Opel-Treuhandmitglied Pfeil ist positiv gestimmt
Dirk Pfeil, Mitglied des Opel Treuhandbeirates, hat den Verbleib des Autoherstellers Opel bei der amerikanischen Muttergesellschaft General Motors (GM) begrüßt. «Mich stimmt positiv, das GM das Unternehmen weitaus besser kennt als Magna», sagte der FDP-Politiker am Donnerstag im Bayerischen Rundfunk. Der österreichisch-kanadische Autozulieferer Magna habe derzeit selbst Schwierigkeiten und verzeichne Umsatz- und Ertragsrückgänge.

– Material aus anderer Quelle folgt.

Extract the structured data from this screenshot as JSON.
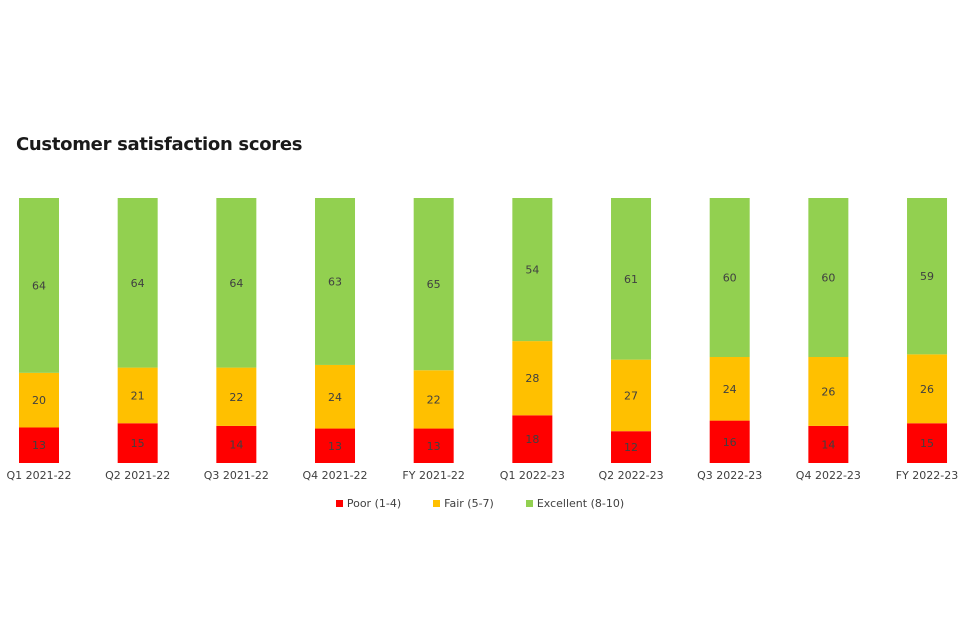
{
  "colors": {
    "poor": "#ff0000",
    "fair": "#ffc000",
    "excellent": "#92d050",
    "label": "#404040"
  },
  "chart_data": {
    "type": "bar",
    "stacked": true,
    "title": "Customer satisfaction scores",
    "categories": [
      "Q1 2021-22",
      "Q2 2021-22",
      "Q3 2021-22",
      "Q4 2021-22",
      "FY 2021-22",
      "Q1 2022-23",
      "Q2 2022-23",
      "Q3 2022-23",
      "Q4 2022-23",
      "FY 2022-23"
    ],
    "series": [
      {
        "name": "Poor (1-4)",
        "values": [
          13,
          15,
          14,
          13,
          13,
          18,
          12,
          16,
          14,
          15
        ]
      },
      {
        "name": "Fair (5-7)",
        "values": [
          20,
          21,
          22,
          24,
          22,
          28,
          27,
          24,
          26,
          26
        ]
      },
      {
        "name": "Excellent (8-10)",
        "values": [
          64,
          64,
          64,
          63,
          65,
          54,
          61,
          60,
          60,
          59
        ]
      }
    ],
    "legend_position": "bottom",
    "grid": false
  }
}
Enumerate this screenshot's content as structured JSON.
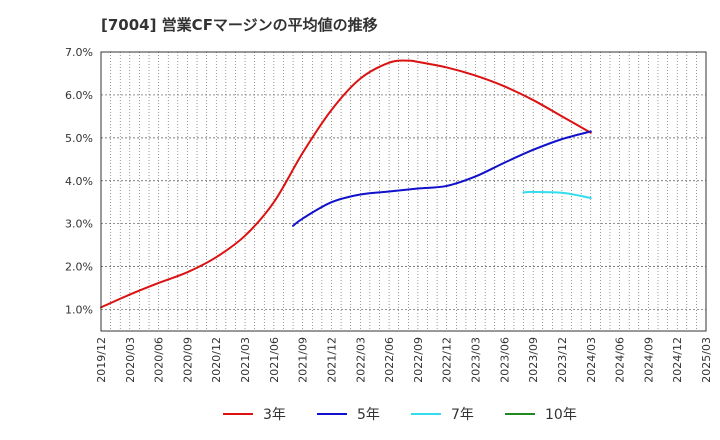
{
  "chart_data": {
    "type": "line",
    "title": "[7004]  営業CFマージンの平均値の推移",
    "xlabel": "",
    "ylabel": "",
    "ylim": [
      0.5,
      7.0
    ],
    "y_ticks": [
      "1.0%",
      "2.0%",
      "3.0%",
      "4.0%",
      "5.0%",
      "6.0%",
      "7.0%"
    ],
    "y_tick_values": [
      1.0,
      2.0,
      3.0,
      4.0,
      5.0,
      6.0,
      7.0
    ],
    "x_range": [
      "2019/12",
      "2025/03"
    ],
    "x_ticks": [
      "2019/12",
      "2020/03",
      "2020/06",
      "2020/09",
      "2020/12",
      "2021/03",
      "2021/06",
      "2021/09",
      "2021/12",
      "2022/03",
      "2022/06",
      "2022/09",
      "2022/12",
      "2023/03",
      "2023/06",
      "2023/09",
      "2023/12",
      "2024/03",
      "2024/06",
      "2024/09",
      "2024/12",
      "2025/03"
    ],
    "grid": true,
    "legend_position": "bottom",
    "series": [
      {
        "name": "3年",
        "color": "#dd1111",
        "points": [
          [
            "2019/12",
            1.05
          ],
          [
            "2020/03",
            1.35
          ],
          [
            "2020/06",
            1.62
          ],
          [
            "2020/09",
            1.87
          ],
          [
            "2020/12",
            2.22
          ],
          [
            "2021/03",
            2.72
          ],
          [
            "2021/06",
            3.5
          ],
          [
            "2021/09",
            4.65
          ],
          [
            "2021/12",
            5.65
          ],
          [
            "2022/03",
            6.38
          ],
          [
            "2022/06",
            6.75
          ],
          [
            "2022/08",
            6.8
          ],
          [
            "2022/09",
            6.77
          ],
          [
            "2022/12",
            6.64
          ],
          [
            "2023/03",
            6.45
          ],
          [
            "2023/06",
            6.2
          ],
          [
            "2023/09",
            5.88
          ],
          [
            "2023/12",
            5.5
          ],
          [
            "2024/03",
            5.12
          ]
        ]
      },
      {
        "name": "5年",
        "color": "#1111cc",
        "points": [
          [
            "2021/08",
            2.95
          ],
          [
            "2021/09",
            3.12
          ],
          [
            "2021/12",
            3.5
          ],
          [
            "2022/03",
            3.68
          ],
          [
            "2022/06",
            3.75
          ],
          [
            "2022/09",
            3.82
          ],
          [
            "2022/12",
            3.88
          ],
          [
            "2023/03",
            4.1
          ],
          [
            "2023/06",
            4.42
          ],
          [
            "2023/09",
            4.72
          ],
          [
            "2023/12",
            4.97
          ],
          [
            "2024/03",
            5.15
          ]
        ]
      },
      {
        "name": "7年",
        "color": "#33ddee",
        "points": [
          [
            "2023/08",
            3.73
          ],
          [
            "2023/09",
            3.74
          ],
          [
            "2023/12",
            3.72
          ],
          [
            "2024/03",
            3.6
          ]
        ]
      },
      {
        "name": "10年",
        "color": "#228822",
        "points": []
      }
    ]
  }
}
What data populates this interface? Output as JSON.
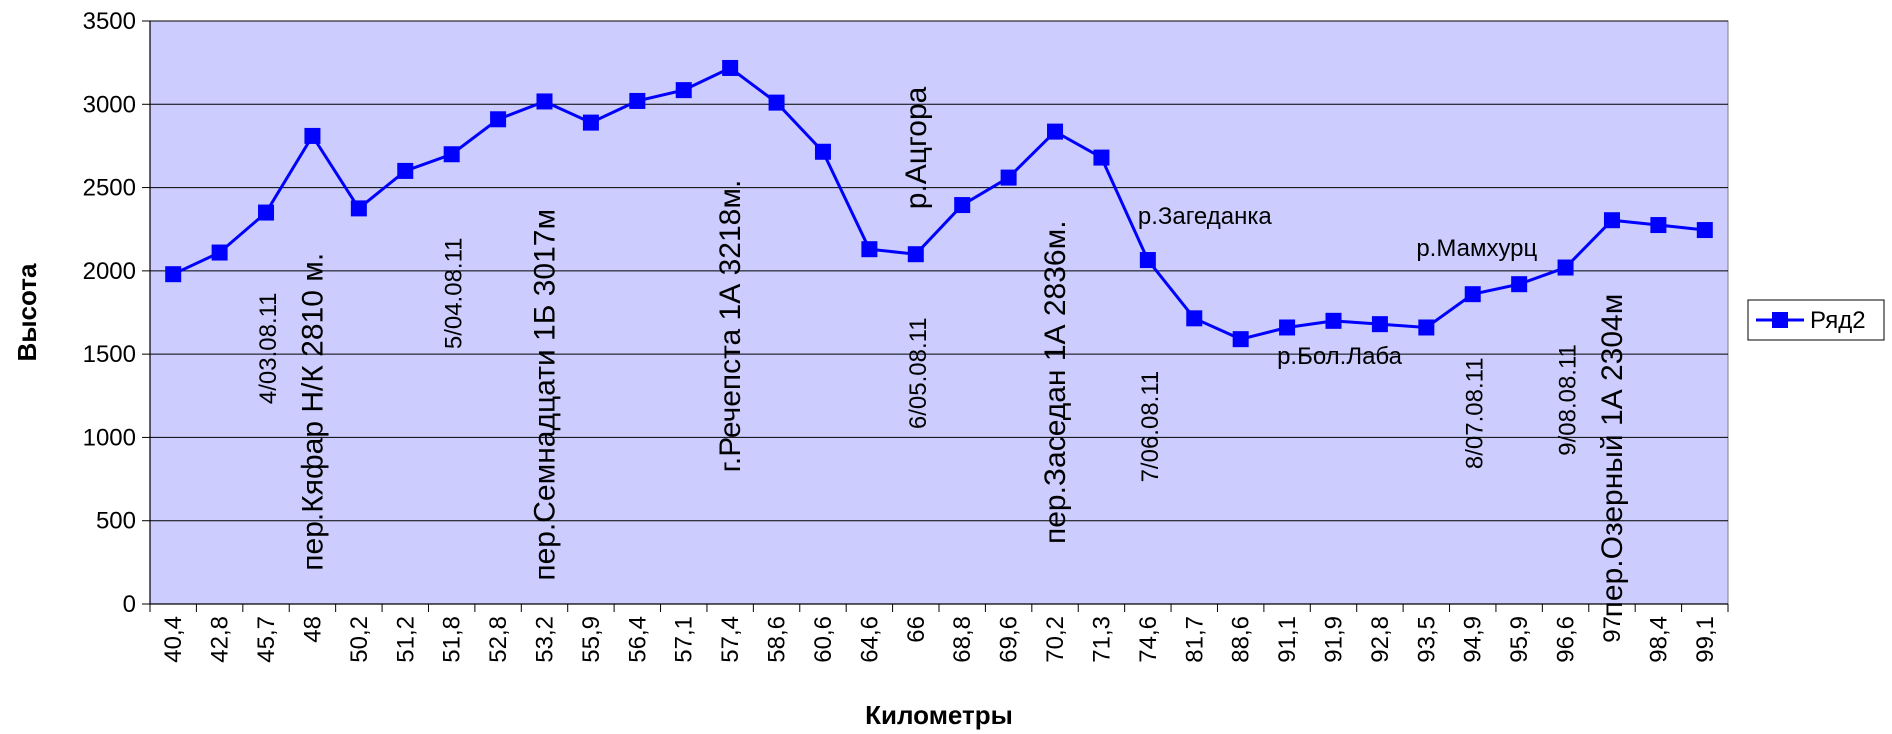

Er habe schon vor Monaten gesagt, dass «Magna für mich die schlechteste Lösung ist», fügte das von den Bundesländern entsandte Beiratsmitglied hinzu. Pfeil hatte im September seine Stimme für den Verkauf von Opel an Magna verweigert und sich enthalten. Die Zukunft von Autobauers sieht er offenbar positiv: «Man muss ja feststellen, dass die Marke Opel inzwischen mit vielen marktgängigen Modellen konsequent ausgebaut wurde». Ein Unternehmen, das ein Produkt habe, das nachgefragt werde, sei rettbar. Deshalb halte er die Chancen für Opel, am Markt zu bleiben für «außerordentlich gut». (ddp/ap)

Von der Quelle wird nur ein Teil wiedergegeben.